The β-R-s transgene was designed in the laboratory of Dr. Jürgen Wess (NIH-NIDDK) to have (from 5prime to 3prime) a 650 bp rat insulin 2 (Ins2; RIP II) promoter fragment, a hemagglutinin epitope tag (HA), the GsD coding sequence (R-s; described below), and untranslated human growth hormone sequences (containing transcriptional termination, polyadenylation and splicing signals). The 4.2 kbp transgene was microinjected into the pronuclei of ova from fertilized C57BL/6NTac mice. Founder mice were bred with C57BL/6NTac mice, and a germline transmitting founder line was established (default line designation S). The β-GsD Tg (or β-R-s Tg) colony was backcrossed onto C57BL/6NTac for seven generations, and then frozen as sperm. In 2016, β-GsD Tg sperm was sent to The Jackson Laboratory Repository. Upon arrival, our β-GsD Tg transgenic colony may be maintained by breeding hemizygous mice together, to wildtype (noncarrier) mice from the colony, or to C57BL/6NJ inbred mice (Stock No. 005304).

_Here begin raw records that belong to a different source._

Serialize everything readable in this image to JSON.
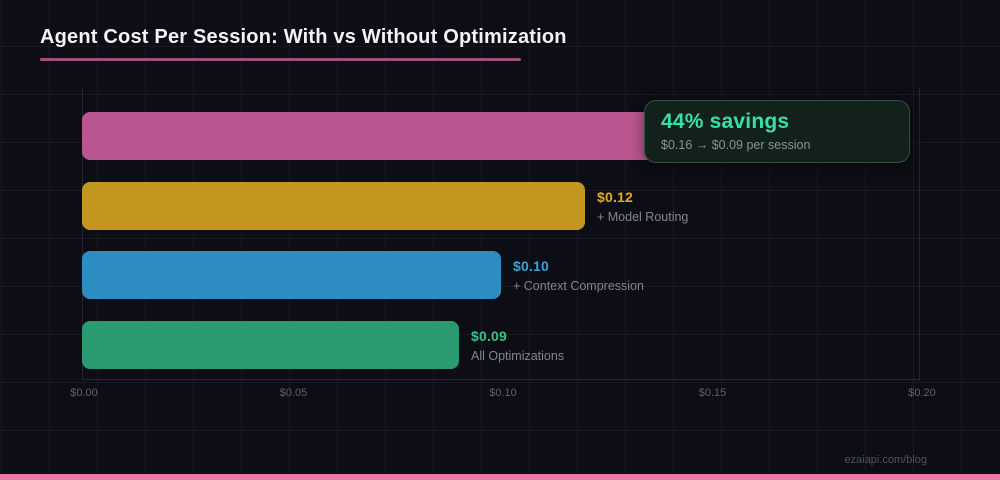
{
  "title": "Agent Cost Per Session: With vs Without Optimization",
  "chart_data": {
    "type": "bar",
    "orientation": "horizontal",
    "title": "Agent Cost Per Session: With vs Without Optimization",
    "categories": [
      "",
      "+ Model Routing",
      "+ Context Compression",
      "All Optimizations"
    ],
    "values": [
      0.16,
      0.12,
      0.1,
      0.09
    ],
    "value_labels": [
      "",
      "$0.12",
      "$0.10",
      "$0.09"
    ],
    "xlabel": "",
    "ylabel": "",
    "xlim": [
      0,
      0.2
    ],
    "x_ticks": [
      "$0.00",
      "$0.05",
      "$0.10",
      "$0.15",
      "$0.20"
    ],
    "grid": true,
    "annotation": {
      "headline": "44% savings",
      "detail": "$0.16 → $0.09 per session"
    }
  },
  "callout": {
    "headline": "44% savings",
    "detail": "$0.16 → $0.09 per session"
  },
  "footer": {
    "text": "ezaiapi.com/blog"
  },
  "colors": {
    "background": "#0d0e15",
    "title_text": "#f3f3f5",
    "title_underline": "#a0507c",
    "bars": [
      "#b9568f",
      "#c2961f",
      "#2d8cc0",
      "#2a9b70"
    ],
    "value_label_colors": [
      "",
      "#e3ab25",
      "#3ba2d8",
      "#36c28a"
    ],
    "sublabel_color": "#80858e",
    "tick_color": "#5d616b",
    "callout_bg": "#12211b",
    "callout_border": "#2d5244",
    "callout_headline": "#36e2a3",
    "callout_detail": "#8b919b",
    "bottom_strip": "#e57aab",
    "footer_text": "#4d525c"
  }
}
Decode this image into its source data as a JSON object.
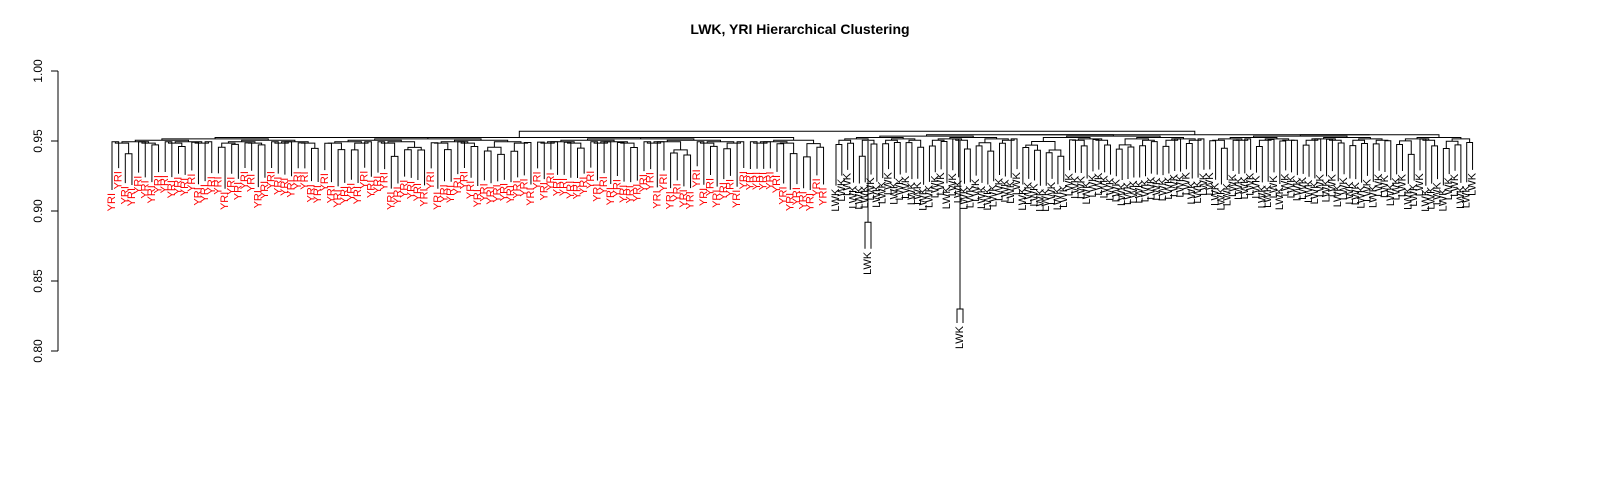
{
  "chart_data": {
    "type": "dendrogram",
    "title": "LWK, YRI Hierarchical Clustering",
    "xlabel": "",
    "ylabel": "",
    "ylim": [
      0.8,
      1.0
    ],
    "yticks": [
      "0.80",
      "0.85",
      "0.90",
      "0.95",
      "1.00"
    ],
    "grid": false,
    "root_height": 0.957,
    "groups": [
      {
        "label": "YRI",
        "color": "#ff0000",
        "leaf_count": 108,
        "subtree_height": 0.9535,
        "leaf_heights_range": [
          0.915,
          0.932
        ],
        "merge_heights_range": [
          0.945,
          0.953
        ]
      },
      {
        "label": "LWK",
        "color": "#000000",
        "leaf_count": 110,
        "subtree_height": 0.9555,
        "leaf_heights_range": [
          0.86,
          0.93
        ],
        "outliers": [
          {
            "position": "left",
            "leaf_height": 0.873,
            "merge_height": 0.892
          },
          {
            "position": "center",
            "leaf_height": 0.82,
            "merge_height": 0.95
          }
        ]
      }
    ]
  }
}
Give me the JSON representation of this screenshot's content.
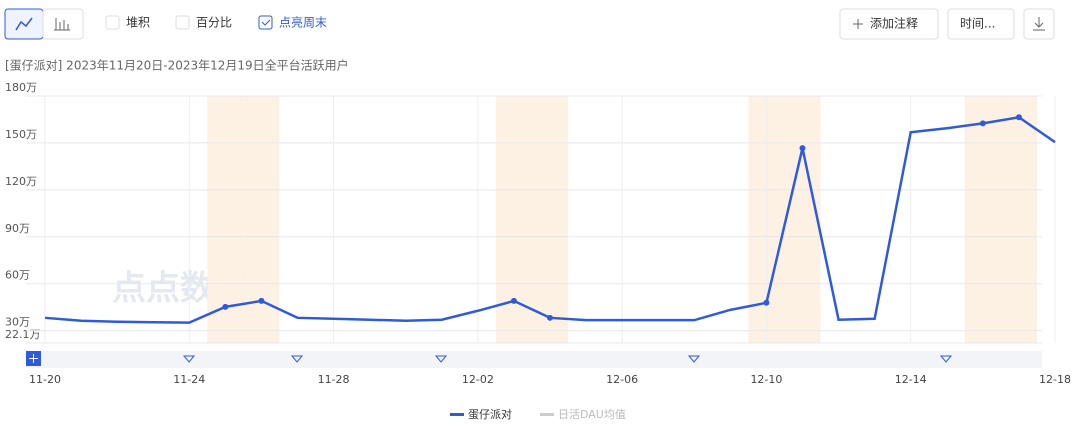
{
  "toolbar": {
    "stack": "堆积",
    "percent": "百分比",
    "weekend": "点亮周末",
    "annotate": "添加注释",
    "time": "时间..."
  },
  "chart_data": {
    "type": "line",
    "title": "[蛋仔派对] 2023年11月20日-2023年12月19日全平台活跃用户",
    "watermark": "点点数据",
    "categories": [
      "11-20",
      null,
      null,
      null,
      "11-24",
      null,
      null,
      null,
      "11-28",
      null,
      null,
      null,
      "12-02",
      null,
      null,
      null,
      "12-06",
      null,
      null,
      null,
      "12-10",
      null,
      null,
      null,
      "12-14",
      null,
      null,
      null,
      "12-18"
    ],
    "highlight_weekends": true,
    "weekend": [
      false,
      false,
      false,
      false,
      false,
      true,
      true,
      false,
      false,
      false,
      false,
      false,
      false,
      true,
      true,
      false,
      false,
      false,
      false,
      false,
      true,
      true,
      false,
      false,
      false,
      false,
      true,
      true,
      false
    ],
    "series": [
      {
        "name": "蛋仔派对",
        "color": "#2f5bdb",
        "values": [
          38.2,
          36.3,
          35.7,
          35.4,
          35.1,
          45.2,
          49.0,
          38.2,
          37.6,
          37.0,
          36.3,
          37.0,
          42.7,
          49.0,
          38.2,
          36.7,
          36.7,
          36.7,
          36.7,
          43.3,
          47.8,
          146.7,
          37.0,
          37.6,
          156.8,
          159.4,
          162.5,
          166.4,
          150.5
        ]
      },
      {
        "name": "日活DAU均值",
        "color": "#cccccc",
        "hidden": true
      }
    ],
    "ylim": [
      22.1,
      180
    ],
    "yticks": [
      {
        "value": 22.1,
        "label": "22.1万"
      },
      {
        "value": 30,
        "label": "30万"
      },
      {
        "value": 60,
        "label": "60万"
      },
      {
        "value": 90,
        "label": "90万"
      },
      {
        "value": 120,
        "label": "120万"
      },
      {
        "value": 150,
        "label": "150万"
      },
      {
        "value": 180,
        "label": "180万"
      }
    ],
    "grid": true
  }
}
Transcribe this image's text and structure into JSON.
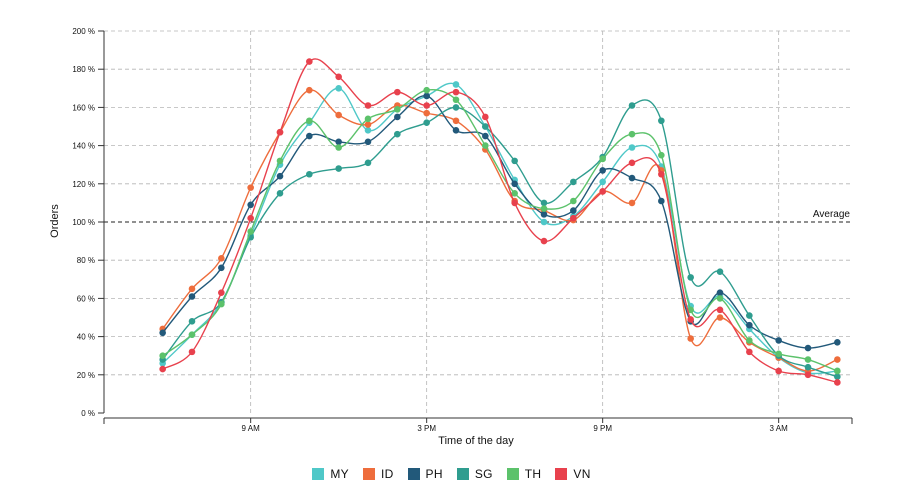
{
  "chart_data": {
    "type": "line",
    "title": "",
    "xlabel": "Time of the day",
    "ylabel": "Orders",
    "x": [
      6,
      7,
      8,
      9,
      10,
      11,
      12,
      13,
      14,
      15,
      16,
      17,
      18,
      19,
      20,
      21,
      22,
      23,
      24,
      25,
      26,
      27,
      28,
      29
    ],
    "xlim": [
      4,
      29.5
    ],
    "xticks": [
      9,
      15,
      21,
      27
    ],
    "xtick_labels": [
      "9 AM",
      "3 PM",
      "9 PM",
      "3 AM"
    ],
    "ylim": [
      0,
      200
    ],
    "yticks": [
      0,
      20,
      40,
      60,
      80,
      100,
      120,
      140,
      160,
      180,
      200
    ],
    "ytick_labels": [
      "0 %",
      "20 %",
      "40 %",
      "60 %",
      "80 %",
      "100 %",
      "120 %",
      "140 %",
      "160 %",
      "180 %",
      "200 %"
    ],
    "grid": true,
    "reference_line": {
      "value": 100,
      "label": "Average"
    },
    "legend_position": "bottom",
    "series": [
      {
        "name": "MY",
        "color": "#4fc8c8",
        "values": [
          26,
          41,
          58,
          93,
          130,
          152,
          170,
          148,
          159,
          166,
          172,
          150,
          122,
          100,
          103,
          121,
          139,
          129,
          56,
          61,
          44,
          29,
          21,
          22
        ]
      },
      {
        "name": "ID",
        "color": "#ee6d3c",
        "values": [
          44,
          65,
          81,
          118,
          147,
          169,
          156,
          151,
          161,
          157,
          153,
          138,
          111,
          106,
          101,
          116,
          110,
          127,
          39,
          50,
          37,
          29,
          22,
          28
        ]
      },
      {
        "name": "PH",
        "color": "#22597a",
        "values": [
          42,
          61,
          76,
          109,
          124,
          145,
          142,
          142,
          155,
          166,
          148,
          145,
          120,
          104,
          106,
          127,
          123,
          111,
          48,
          63,
          46,
          38,
          34,
          37
        ]
      },
      {
        "name": "SG",
        "color": "#2f9d8f",
        "values": [
          28,
          48,
          58,
          92,
          115,
          125,
          128,
          131,
          146,
          152,
          160,
          150,
          132,
          110,
          121,
          134,
          161,
          153,
          71,
          74,
          51,
          30,
          24,
          19
        ]
      },
      {
        "name": "TH",
        "color": "#5cc26b",
        "values": [
          30,
          41,
          57,
          95,
          132,
          153,
          139,
          154,
          159,
          169,
          164,
          140,
          115,
          107,
          111,
          133,
          146,
          135,
          54,
          60,
          38,
          31,
          28,
          22
        ]
      },
      {
        "name": "VN",
        "color": "#e8414d",
        "values": [
          23,
          32,
          63,
          102,
          147,
          184,
          176,
          161,
          168,
          161,
          168,
          155,
          110,
          90,
          102,
          116,
          131,
          125,
          49,
          54,
          32,
          22,
          20,
          16
        ]
      }
    ]
  }
}
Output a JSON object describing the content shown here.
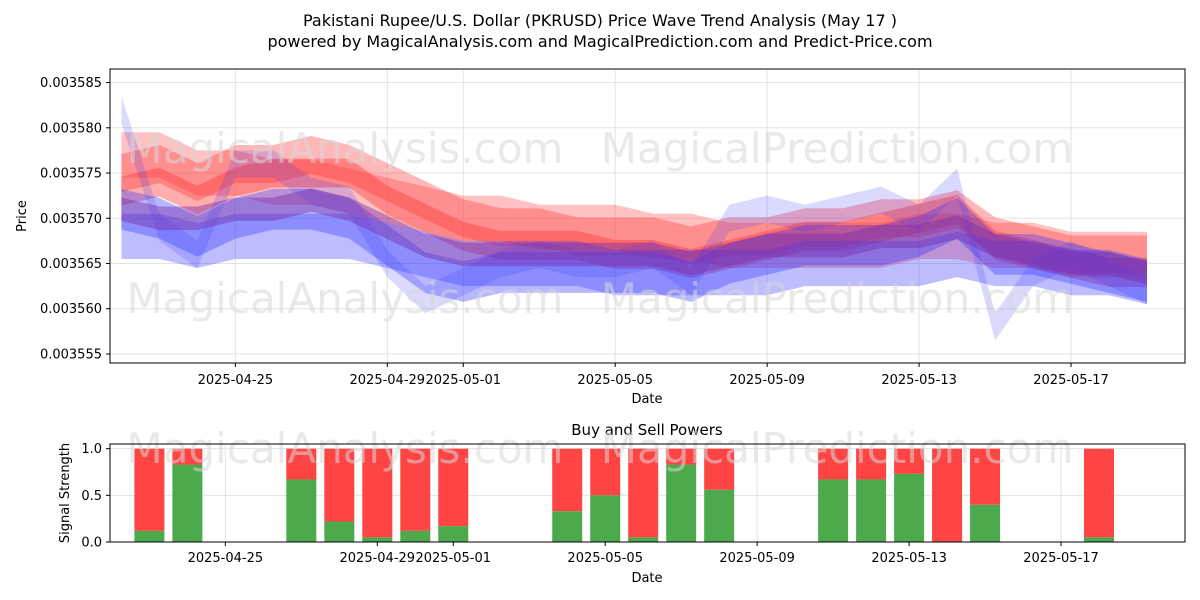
{
  "header": {
    "title_line1": "Pakistani Rupee/U.S. Dollar (PKRUSD) Price Wave Trend Analysis (May 17 )",
    "title_line2": "powered by MagicalAnalysis.com and MagicalPrediction.com and Predict-Price.com"
  },
  "watermarks": {
    "a": "MagicalAnalysis.com",
    "b": "MagicalPrediction.com"
  },
  "colors": {
    "red": "#ff4444",
    "blue": "#4444ff",
    "green": "#4caa4c",
    "grid": "#e6e6e6"
  },
  "chart_data": [
    {
      "type": "area",
      "title": "",
      "xlabel": "Date",
      "ylabel": "Price",
      "ylim": [
        0.003554,
        0.0035865
      ],
      "xlim": [
        "2025-04-21.7",
        "2025-05-20.0"
      ],
      "x_ticks": [
        "2025-04-25",
        "2025-04-29",
        "2025-05-01",
        "2025-05-05",
        "2025-05-09",
        "2025-05-13",
        "2025-05-17"
      ],
      "y_ticks": [
        "0.003555",
        "0.003560",
        "0.003565",
        "0.003570",
        "0.003575",
        "0.003580",
        "0.003585"
      ],
      "grid": true,
      "dates": [
        "2025-04-22",
        "2025-04-23",
        "2025-04-24",
        "2025-04-25",
        "2025-04-26",
        "2025-04-27",
        "2025-04-28",
        "2025-04-29",
        "2025-04-30",
        "2025-05-01",
        "2025-05-02",
        "2025-05-03",
        "2025-05-04",
        "2025-05-05",
        "2025-05-06",
        "2025-05-07",
        "2025-05-08",
        "2025-05-09",
        "2025-05-10",
        "2025-05-11",
        "2025-05-12",
        "2025-05-13",
        "2025-05-14",
        "2025-05-15",
        "2025-05-16",
        "2025-05-17",
        "2025-05-18",
        "2025-05-19"
      ],
      "series": [
        {
          "color": "red",
          "kind": "band",
          "values": [
            0.003575,
            0.003576,
            0.003574,
            0.003576,
            0.003576,
            0.003577,
            0.003576,
            0.003574,
            0.003572,
            0.00357,
            0.003569,
            0.003569,
            0.003568,
            0.003568,
            0.003568,
            0.003567,
            0.003568,
            0.003568,
            0.003569,
            0.003569,
            0.00357,
            0.00357,
            0.003571,
            0.003568,
            0.003567,
            0.003566,
            0.003566,
            0.003566
          ],
          "width": 4.2e-06,
          "alpha": 0.35
        },
        {
          "color": "red",
          "kind": "band",
          "values": [
            0.003573,
            0.003574,
            0.003572,
            0.003574,
            0.003575,
            0.003575,
            0.003575,
            0.003572,
            0.00357,
            0.003568,
            0.003567,
            0.003567,
            0.003567,
            0.003566,
            0.003566,
            0.003565,
            0.003566,
            0.003567,
            0.003568,
            0.003568,
            0.003569,
            0.00357,
            0.003571,
            0.003567,
            0.003566,
            0.003565,
            0.003564,
            0.003564
          ],
          "width": 3.2e-06,
          "alpha": 0.4
        },
        {
          "color": "red",
          "kind": "band",
          "values": [
            0.003577,
            0.003577,
            0.003575,
            0.003575,
            0.003574,
            0.003574,
            0.003573,
            0.003572,
            0.003571,
            0.00357,
            0.00357,
            0.003569,
            0.003569,
            0.003569,
            0.003568,
            0.003568,
            0.003567,
            0.003567,
            0.003567,
            0.003567,
            0.003567,
            0.003568,
            0.003568,
            0.003567,
            0.003567,
            0.003566,
            0.003566,
            0.003566
          ],
          "width": 5e-06,
          "alpha": 0.3
        },
        {
          "color": "blue",
          "kind": "band",
          "values": [
            0.003582,
            0.003569,
            0.003566,
            0.003576,
            0.003576,
            0.003573,
            0.003572,
            0.003565,
            0.003561,
            0.003563,
            0.003565,
            0.003566,
            0.003565,
            0.003565,
            0.003566,
            0.003563,
            0.00357,
            0.003571,
            0.00357,
            0.003571,
            0.003572,
            0.00357,
            0.003574,
            0.003558,
            0.003564,
            0.003566,
            0.003564,
            0.003562
          ],
          "width": 3e-06,
          "alpha": 0.18
        },
        {
          "color": "blue",
          "kind": "band",
          "values": [
            0.003571,
            0.00357,
            0.003568,
            0.00357,
            0.003571,
            0.003571,
            0.00357,
            0.003567,
            0.003564,
            0.003563,
            0.003564,
            0.003564,
            0.003564,
            0.003564,
            0.003564,
            0.003563,
            0.003565,
            0.003566,
            0.003567,
            0.003567,
            0.003567,
            0.003568,
            0.00357,
            0.003566,
            0.003566,
            0.003565,
            0.003564,
            0.003563
          ],
          "width": 4.5e-06,
          "alpha": 0.35
        },
        {
          "color": "blue",
          "kind": "band",
          "values": [
            0.003568,
            0.003568,
            0.003567,
            0.003568,
            0.003568,
            0.003568,
            0.003568,
            0.003567,
            0.003566,
            0.003565,
            0.003565,
            0.003565,
            0.003565,
            0.003564,
            0.003564,
            0.003564,
            0.003564,
            0.003564,
            0.003565,
            0.003565,
            0.003565,
            0.003565,
            0.003566,
            0.003565,
            0.003565,
            0.003564,
            0.003564,
            0.003563
          ],
          "width": 5e-06,
          "alpha": 0.32
        },
        {
          "color": "purple",
          "kind": "band",
          "values": [
            0.003571,
            0.00357,
            0.00357,
            0.003571,
            0.003571,
            0.003572,
            0.003571,
            0.003569,
            0.003567,
            0.003566,
            0.003566,
            0.003566,
            0.003566,
            0.003566,
            0.003566,
            0.003565,
            0.003566,
            0.003567,
            0.003567,
            0.003567,
            0.003568,
            0.003568,
            0.003569,
            0.003567,
            0.003566,
            0.003565,
            0.003565,
            0.003564
          ],
          "width": 2.6e-06,
          "alpha": 0.45
        }
      ]
    },
    {
      "type": "bar",
      "title": "Buy and Sell Powers",
      "xlabel": "Date",
      "ylabel": "Signal Strength",
      "ylim": [
        0,
        1.05
      ],
      "y_ticks": [
        "0.0",
        "0.5",
        "1.0"
      ],
      "x_ticks": [
        "2025-04-25",
        "2025-04-29",
        "2025-05-01",
        "2025-05-05",
        "2025-05-09",
        "2025-05-13",
        "2025-05-17"
      ],
      "grid": true,
      "categories": [
        "2025-04-23",
        "2025-04-24",
        "2025-04-27",
        "2025-04-28",
        "2025-04-29",
        "2025-04-30",
        "2025-05-01",
        "2025-05-04",
        "2025-05-05",
        "2025-05-06",
        "2025-05-07",
        "2025-05-08",
        "2025-05-11",
        "2025-05-12",
        "2025-05-13",
        "2025-05-14",
        "2025-05-15",
        "2025-05-18"
      ],
      "series": [
        {
          "name": "Buy",
          "color": "green",
          "values": [
            0.12,
            0.83,
            0.67,
            0.22,
            0.05,
            0.12,
            0.17,
            0.33,
            0.5,
            0.05,
            0.83,
            0.56,
            0.67,
            0.67,
            0.73,
            0.0,
            0.4,
            0.05
          ]
        },
        {
          "name": "Sell",
          "color": "red",
          "values": [
            0.88,
            0.17,
            0.33,
            0.78,
            0.95,
            0.88,
            0.83,
            0.67,
            0.5,
            0.95,
            0.17,
            0.44,
            0.33,
            0.33,
            0.27,
            1.0,
            0.6,
            0.95
          ]
        }
      ]
    }
  ]
}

The GsD sequence is a Gα_s-coupled rat M3 DREADD (designer receptor exclusively activated by designer drug), also referred to as R-s, rM3Ds, rM3/turkey β1AR chimer DREADD, Gs-DREADD, Gs-D, or D-s. To create the rM3Ds sequence, the wildtype rat muscarinic 3 receptor (Chrm3; M3R) sequence was first modified to replace the second and third intracellular loops with the corresponding turkey β1-adrenergic receptor (ADRB1 or β1AR) sequences. The second modification introduced, via site-directed mutagenesis, the Y148C and A238G amino acid substitutions that abolish receptor affinity for the native ligand, acetylcholine (ACh), but allow receptor binding and subsequent activation by the small drug-like molecule clozapine-N-oxide (CNO).

Allele

Symbol: Tg(Ins2-Chrm3*)SJwe
Name: transgene insertion S, Jurgen Wess
MGI accession ID: MGI:5766547
Generation method: Transgenic
Attributes: Inserted expressed sequence
Synonyms: beta-R-s Tg
Marker symbol: Tg(Ins2-Chrm3*)SJwe
Marker name: transgene insertion S, Jurgen Wess
Chromosome: UN
Strain of origin: C57BL/6NTac
Expressed genes: HA tag,HA tag,; Chrm3,cholinergic receptor, muscarinic 3,rat
Site of expression: Pancreatic Beta-cells.
Molecular note: The transgene was designed to have (from 5' to 3') a 650 bp rat insulin 2 (Ins2; RIP II) promoter fragment, a hemagglutinin epitope tag (HA), the GsD coding sequence (R-s; described below), and untranslated human growth hormone sequences (containing transcriptional termination, polyadenylation and splicing signals). The GsD sequence is a Galpha>s<-coupled rat M3 DREADD (designer receptor exclusively activated by designer drug). To create the rM3Ds sequence, the wildtype rat muscarinic 3 receptor (Chrm3; M3R) sequence was first modified to replace the second and third intracellular loops with the corresponding turkey beta1-adrenergic receptor (ADRB1 or beta1AR) sequences. The second modification introduced, via site-directed mutagenesis, the Y148C and A238G amino acid substitutions that abolish receptor affinity for the native ligand, acetylcholine (ACh), but allow receptor binding and subsequent activation by the small drug-like molecule clozapine-N-oxide (CNO).